Thursday, July 21, 2011

My mom is trying to destroy my relationship now that im pregnant & Im starting to have second thoughts?

Im 25 and i've been with my partner for a year and a half, He is 39 and i love him so much, Im from the US and he is Russian but lives in London. I was previously engaged but that ended a few months before i met my new partner as he had cheated on me and i left him. My partner wants me to move to London to live with him as he is based there because of his business, He also has homes in Russia, Monaco & Italy, When i first met him he kept clinging to me to let him take me out but i didn't give in until a month after we met as i didn't want him thinking he could click his fingers and he'd have me, I see now that that was pretty childish. He is so affectionate & always tells me that he feels like he cant be without me for even a second & that he does be miserable without me. When we are together he always touches me, holds my hand, kisses me, puts his head level with mine & tells me he loves me, how happy i make him & that he would sacrifice anything to see me smile. He has proposed to me last month but i told him i wasn't ready, He told me he wasn't going to stop asking until i said yes.

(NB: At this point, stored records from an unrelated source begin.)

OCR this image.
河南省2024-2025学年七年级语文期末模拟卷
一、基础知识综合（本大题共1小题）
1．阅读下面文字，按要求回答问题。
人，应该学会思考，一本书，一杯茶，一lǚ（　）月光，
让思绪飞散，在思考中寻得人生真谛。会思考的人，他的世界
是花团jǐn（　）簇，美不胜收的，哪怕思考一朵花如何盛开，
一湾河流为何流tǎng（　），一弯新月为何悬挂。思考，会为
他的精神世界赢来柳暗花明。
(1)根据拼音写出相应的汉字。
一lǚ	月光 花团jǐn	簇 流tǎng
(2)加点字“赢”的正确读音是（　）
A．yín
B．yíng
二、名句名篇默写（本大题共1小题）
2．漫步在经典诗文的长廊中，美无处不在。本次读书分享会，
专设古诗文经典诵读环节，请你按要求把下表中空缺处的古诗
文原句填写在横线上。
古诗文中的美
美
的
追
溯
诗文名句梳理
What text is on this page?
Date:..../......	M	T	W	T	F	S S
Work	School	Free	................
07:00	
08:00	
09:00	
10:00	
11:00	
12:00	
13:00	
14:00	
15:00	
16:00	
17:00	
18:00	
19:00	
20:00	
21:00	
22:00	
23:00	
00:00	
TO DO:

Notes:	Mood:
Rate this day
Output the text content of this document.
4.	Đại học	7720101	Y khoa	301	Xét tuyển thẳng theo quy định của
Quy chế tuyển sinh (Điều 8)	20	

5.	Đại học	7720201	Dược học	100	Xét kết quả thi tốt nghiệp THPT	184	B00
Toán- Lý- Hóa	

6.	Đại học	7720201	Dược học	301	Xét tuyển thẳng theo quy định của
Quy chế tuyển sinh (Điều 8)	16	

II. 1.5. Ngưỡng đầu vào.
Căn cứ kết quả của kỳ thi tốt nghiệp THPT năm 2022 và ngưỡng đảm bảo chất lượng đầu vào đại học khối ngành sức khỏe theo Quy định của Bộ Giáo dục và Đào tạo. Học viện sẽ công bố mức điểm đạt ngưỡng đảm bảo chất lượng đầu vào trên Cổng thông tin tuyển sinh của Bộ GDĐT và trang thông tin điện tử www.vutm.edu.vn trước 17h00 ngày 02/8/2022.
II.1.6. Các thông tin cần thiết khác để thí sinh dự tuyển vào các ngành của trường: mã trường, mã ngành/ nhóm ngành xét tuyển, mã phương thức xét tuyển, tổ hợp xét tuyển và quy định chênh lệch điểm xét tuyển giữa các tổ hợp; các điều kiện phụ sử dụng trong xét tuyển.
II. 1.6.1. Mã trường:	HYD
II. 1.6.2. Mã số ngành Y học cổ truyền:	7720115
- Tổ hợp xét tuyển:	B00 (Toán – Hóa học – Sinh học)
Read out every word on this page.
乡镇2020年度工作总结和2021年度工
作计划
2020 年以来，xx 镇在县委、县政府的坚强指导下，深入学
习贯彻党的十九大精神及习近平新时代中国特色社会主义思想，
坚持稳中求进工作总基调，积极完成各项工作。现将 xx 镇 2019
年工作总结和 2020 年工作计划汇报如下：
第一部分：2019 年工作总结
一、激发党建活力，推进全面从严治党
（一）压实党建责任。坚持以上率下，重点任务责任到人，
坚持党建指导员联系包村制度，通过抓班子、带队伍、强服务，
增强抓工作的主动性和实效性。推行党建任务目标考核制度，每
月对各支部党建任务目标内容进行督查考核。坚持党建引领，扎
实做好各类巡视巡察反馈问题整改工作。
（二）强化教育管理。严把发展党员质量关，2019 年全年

My mom doesn't like him and says that he doesn't love me as much as i think & that im just blinded by his money & that i wouldn't know what true love is like if it hit me in the face, which is a lie,I swear to god, I love that man like crazy. I found out two days ago that im two months pregnant with our first child and i was so excited about it until my mom lectured me and now im afraid to tell him about it as my mom has gotten into my head making me think he may not really love me as i once thought, or is it just hormones making me like this? Advice Needed?